I hope A 's subclass can be declared as below

class X1 extends A{
    override def fun1(b:B1):C1 = ...
}


class X2 extends A{
    override def fun1(b:B2):C2 = ...
}

However, the compiler will complain that X1 overrides nothing . I have to manually match detailed B 's type, like below.

class X1 extends A{
    override def fun1(b:B):C = b match {case x:B1 => ... }
}


class X2 extends A{
    override def fun1(b:B2):C2 = b match {case x:B2 => ... }
}

This method cannot check the correct type during compiling. How can I achieve the first implementation? Is there any design pattern to handle this problem?

A similar question is C# Override method with subclass parameter

You can do this with a generic type parameter.

trait A[T <: B] {
   def fun1( t:T ):C
}

class X1 extends A[B1]{
    override def fun1(b:B1):C1 = ...
}

You cannot refine the parameter types of an inherited method, because methods/functions are contravariant over them.

Consider this simplified example:

trait A {
    def foo(b: Animal): Unit
}

trait Animal
class Cat extends Animal
class Dog extends Animal


class X1 extends A {
    def foo(b: Cat): Unit
}

class X2 extends A {
    def foo(b: Dog): Unit
} 

val list: List[A] = List(new X1, new X2)

This doesn't compile, but let's pretend it does for a moment. If we need to iterate through the list and pass an Animal to each instance via foo , what happens? X1 is supposed to be able to handle any Animal , but instead it only accepts a Cat , what would happen when passing a Dog , instead? You're asking X1 to break its contract with A .

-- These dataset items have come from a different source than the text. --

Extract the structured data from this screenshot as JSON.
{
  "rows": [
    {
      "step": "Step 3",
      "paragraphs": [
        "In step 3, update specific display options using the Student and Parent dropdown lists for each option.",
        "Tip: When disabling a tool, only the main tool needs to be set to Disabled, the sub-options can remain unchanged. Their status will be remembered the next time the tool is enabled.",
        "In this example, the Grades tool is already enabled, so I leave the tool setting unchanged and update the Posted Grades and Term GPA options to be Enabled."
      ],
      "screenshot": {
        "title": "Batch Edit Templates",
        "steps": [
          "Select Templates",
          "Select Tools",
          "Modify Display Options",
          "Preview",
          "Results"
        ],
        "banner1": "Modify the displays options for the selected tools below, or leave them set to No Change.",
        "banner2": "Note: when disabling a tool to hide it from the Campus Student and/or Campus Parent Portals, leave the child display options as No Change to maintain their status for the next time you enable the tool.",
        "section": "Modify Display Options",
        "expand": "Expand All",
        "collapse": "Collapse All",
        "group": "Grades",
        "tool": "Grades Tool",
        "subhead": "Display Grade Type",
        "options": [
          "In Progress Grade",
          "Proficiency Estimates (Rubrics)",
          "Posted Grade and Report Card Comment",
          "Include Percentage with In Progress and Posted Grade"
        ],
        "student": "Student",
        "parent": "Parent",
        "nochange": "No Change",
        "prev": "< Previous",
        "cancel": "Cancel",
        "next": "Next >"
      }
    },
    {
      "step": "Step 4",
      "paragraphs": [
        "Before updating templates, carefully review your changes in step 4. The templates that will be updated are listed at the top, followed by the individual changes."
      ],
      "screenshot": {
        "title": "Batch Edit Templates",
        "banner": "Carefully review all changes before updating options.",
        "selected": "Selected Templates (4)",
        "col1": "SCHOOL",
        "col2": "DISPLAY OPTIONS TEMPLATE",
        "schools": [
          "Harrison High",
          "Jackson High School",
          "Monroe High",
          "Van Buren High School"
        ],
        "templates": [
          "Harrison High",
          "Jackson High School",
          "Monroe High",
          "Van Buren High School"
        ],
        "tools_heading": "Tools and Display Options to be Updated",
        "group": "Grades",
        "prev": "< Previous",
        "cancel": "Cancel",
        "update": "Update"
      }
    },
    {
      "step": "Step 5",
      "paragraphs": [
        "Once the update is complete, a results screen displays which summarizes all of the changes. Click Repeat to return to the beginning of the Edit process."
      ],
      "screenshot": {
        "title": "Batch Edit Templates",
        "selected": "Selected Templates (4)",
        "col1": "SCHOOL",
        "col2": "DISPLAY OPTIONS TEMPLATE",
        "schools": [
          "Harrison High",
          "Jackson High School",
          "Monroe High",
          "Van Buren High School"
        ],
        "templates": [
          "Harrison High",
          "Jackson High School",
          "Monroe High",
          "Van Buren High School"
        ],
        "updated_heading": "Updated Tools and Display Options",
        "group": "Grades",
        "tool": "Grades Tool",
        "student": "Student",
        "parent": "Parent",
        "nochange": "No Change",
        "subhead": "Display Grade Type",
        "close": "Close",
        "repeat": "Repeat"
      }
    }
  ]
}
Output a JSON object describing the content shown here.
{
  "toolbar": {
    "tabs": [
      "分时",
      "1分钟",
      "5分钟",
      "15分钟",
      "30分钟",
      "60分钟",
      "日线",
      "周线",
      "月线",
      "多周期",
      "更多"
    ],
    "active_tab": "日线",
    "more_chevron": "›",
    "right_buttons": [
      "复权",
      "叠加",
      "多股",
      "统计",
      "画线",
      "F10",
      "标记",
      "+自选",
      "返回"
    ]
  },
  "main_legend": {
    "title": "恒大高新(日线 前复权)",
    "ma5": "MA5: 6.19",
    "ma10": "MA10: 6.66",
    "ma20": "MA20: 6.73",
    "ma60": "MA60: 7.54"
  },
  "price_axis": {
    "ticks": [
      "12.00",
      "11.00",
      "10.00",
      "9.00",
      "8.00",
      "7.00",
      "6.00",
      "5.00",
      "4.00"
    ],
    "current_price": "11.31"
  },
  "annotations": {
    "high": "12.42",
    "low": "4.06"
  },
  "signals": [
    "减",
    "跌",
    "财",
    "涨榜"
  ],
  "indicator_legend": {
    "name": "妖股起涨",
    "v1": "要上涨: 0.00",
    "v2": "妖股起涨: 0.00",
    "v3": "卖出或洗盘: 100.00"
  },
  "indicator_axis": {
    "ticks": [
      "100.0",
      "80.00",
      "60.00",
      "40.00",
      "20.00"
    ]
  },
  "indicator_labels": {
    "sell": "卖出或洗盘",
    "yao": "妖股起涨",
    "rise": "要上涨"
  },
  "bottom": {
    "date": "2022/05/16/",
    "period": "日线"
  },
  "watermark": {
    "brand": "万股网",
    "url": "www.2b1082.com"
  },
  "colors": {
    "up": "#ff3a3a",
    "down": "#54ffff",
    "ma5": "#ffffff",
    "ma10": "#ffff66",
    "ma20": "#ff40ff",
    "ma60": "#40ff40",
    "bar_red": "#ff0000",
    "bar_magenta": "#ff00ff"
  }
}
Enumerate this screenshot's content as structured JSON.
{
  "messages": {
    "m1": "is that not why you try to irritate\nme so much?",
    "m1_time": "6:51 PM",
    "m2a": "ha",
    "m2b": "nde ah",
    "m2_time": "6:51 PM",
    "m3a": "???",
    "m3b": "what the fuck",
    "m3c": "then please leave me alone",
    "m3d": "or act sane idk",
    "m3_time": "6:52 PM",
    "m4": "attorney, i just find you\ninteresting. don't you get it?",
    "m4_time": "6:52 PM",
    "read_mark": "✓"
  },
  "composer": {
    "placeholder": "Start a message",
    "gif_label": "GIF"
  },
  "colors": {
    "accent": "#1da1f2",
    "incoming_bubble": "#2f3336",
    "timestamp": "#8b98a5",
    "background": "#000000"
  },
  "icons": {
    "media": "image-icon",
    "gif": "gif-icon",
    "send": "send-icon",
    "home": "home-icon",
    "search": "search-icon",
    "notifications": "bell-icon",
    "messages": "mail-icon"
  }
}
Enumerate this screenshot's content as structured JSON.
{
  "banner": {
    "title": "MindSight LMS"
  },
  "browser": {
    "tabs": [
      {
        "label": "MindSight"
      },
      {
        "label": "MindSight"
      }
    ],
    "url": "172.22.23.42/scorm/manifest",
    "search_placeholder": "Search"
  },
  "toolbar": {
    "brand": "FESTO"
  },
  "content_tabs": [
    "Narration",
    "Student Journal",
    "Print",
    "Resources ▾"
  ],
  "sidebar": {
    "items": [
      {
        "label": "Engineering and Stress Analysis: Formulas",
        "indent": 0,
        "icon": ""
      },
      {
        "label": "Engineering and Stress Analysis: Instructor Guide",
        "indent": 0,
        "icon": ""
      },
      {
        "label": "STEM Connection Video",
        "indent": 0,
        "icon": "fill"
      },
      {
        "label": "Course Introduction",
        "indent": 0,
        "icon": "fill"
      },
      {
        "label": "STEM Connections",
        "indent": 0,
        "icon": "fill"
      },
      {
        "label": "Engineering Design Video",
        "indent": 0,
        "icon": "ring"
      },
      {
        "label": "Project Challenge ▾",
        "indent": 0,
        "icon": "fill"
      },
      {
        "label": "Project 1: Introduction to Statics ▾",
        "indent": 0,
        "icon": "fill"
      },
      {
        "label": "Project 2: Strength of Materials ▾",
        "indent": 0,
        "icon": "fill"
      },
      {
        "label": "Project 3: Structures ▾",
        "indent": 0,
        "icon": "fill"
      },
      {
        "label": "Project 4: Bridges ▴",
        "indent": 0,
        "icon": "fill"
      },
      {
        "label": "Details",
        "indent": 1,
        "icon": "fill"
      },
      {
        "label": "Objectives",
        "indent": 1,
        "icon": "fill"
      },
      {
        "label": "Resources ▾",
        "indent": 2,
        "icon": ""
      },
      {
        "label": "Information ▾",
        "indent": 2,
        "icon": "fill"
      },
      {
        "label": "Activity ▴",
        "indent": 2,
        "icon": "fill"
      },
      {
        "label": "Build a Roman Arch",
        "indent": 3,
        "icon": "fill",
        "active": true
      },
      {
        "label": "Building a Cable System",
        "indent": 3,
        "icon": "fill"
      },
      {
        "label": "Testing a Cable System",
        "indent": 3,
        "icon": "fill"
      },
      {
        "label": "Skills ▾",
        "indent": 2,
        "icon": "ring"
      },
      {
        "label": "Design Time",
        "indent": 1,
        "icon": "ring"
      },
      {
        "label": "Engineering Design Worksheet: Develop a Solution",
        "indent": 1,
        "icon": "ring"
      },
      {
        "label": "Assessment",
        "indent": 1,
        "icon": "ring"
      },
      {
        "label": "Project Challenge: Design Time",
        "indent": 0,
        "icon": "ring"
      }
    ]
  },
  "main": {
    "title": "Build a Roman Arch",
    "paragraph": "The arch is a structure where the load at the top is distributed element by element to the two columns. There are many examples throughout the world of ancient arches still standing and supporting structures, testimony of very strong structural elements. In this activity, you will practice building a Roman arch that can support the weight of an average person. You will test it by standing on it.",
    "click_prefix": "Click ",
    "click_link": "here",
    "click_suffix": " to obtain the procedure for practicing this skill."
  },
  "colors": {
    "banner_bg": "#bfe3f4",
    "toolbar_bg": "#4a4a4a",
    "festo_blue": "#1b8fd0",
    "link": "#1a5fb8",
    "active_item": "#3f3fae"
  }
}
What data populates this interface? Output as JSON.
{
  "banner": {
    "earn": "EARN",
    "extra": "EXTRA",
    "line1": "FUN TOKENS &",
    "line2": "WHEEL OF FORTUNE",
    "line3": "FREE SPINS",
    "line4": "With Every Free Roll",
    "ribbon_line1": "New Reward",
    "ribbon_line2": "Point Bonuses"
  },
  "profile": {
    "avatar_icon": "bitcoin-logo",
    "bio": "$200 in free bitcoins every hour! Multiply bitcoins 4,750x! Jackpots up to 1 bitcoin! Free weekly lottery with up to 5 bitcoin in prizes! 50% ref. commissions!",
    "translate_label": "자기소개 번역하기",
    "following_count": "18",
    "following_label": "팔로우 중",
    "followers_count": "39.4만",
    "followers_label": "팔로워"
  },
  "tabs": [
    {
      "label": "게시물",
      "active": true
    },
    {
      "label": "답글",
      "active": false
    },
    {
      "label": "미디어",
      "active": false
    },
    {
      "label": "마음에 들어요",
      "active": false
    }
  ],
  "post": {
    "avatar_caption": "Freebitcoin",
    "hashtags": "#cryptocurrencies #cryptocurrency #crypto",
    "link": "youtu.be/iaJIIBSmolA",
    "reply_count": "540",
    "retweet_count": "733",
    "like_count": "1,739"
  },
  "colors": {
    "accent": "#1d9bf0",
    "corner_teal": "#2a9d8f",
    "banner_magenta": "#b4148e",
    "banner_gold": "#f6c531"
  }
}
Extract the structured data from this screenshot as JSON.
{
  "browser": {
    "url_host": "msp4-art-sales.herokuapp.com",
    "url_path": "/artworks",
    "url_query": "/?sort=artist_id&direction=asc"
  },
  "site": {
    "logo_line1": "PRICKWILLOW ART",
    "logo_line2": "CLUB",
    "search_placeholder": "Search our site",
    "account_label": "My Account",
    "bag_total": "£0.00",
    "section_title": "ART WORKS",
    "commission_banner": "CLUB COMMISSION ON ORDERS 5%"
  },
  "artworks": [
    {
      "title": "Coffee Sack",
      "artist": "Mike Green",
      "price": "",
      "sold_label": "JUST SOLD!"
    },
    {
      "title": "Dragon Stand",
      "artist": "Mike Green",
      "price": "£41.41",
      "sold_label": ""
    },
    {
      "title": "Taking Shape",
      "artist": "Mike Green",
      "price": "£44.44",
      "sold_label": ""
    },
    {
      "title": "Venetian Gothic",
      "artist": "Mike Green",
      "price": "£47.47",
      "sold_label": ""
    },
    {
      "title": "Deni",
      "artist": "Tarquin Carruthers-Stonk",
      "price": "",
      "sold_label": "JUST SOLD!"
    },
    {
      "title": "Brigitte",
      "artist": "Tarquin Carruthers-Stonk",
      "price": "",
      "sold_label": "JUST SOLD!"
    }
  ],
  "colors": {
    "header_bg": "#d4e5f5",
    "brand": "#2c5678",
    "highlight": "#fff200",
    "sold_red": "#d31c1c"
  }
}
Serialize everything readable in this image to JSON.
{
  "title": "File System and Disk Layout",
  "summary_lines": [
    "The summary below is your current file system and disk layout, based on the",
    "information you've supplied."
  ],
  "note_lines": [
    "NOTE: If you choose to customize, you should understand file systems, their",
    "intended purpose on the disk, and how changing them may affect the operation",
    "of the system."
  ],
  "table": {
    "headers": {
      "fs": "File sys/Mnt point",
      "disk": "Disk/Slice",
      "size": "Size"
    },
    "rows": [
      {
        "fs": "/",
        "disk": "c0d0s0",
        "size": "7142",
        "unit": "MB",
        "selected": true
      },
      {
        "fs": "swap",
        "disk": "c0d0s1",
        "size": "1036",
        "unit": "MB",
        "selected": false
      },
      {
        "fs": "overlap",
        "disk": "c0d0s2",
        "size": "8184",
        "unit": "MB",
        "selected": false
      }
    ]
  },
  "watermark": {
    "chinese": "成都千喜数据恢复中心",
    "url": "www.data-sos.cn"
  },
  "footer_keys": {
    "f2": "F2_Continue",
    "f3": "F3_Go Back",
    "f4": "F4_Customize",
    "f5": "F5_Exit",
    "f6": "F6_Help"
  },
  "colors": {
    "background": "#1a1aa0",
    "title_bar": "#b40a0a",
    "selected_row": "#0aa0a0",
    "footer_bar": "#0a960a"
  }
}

You can't override to a more specific type. You can overload (removing the override), when creates an additional method for the more specific type. The most specific method will be called based on the actual param passed.

class X1 extends A{
  def fun1(b:B1):C1 = ...
}

In this case, passing a B1 executes the fun1 in X1, passing any other B executes the fun1 in A.

Allowing this type of override would essentially prevent X1 from taking a B as a parameter, only accepting a B1. This is in direct conflict with the method declared and defined by Trait A and can't override it. If the override was allowed, then x1.fun1(b:B) is indeterminate.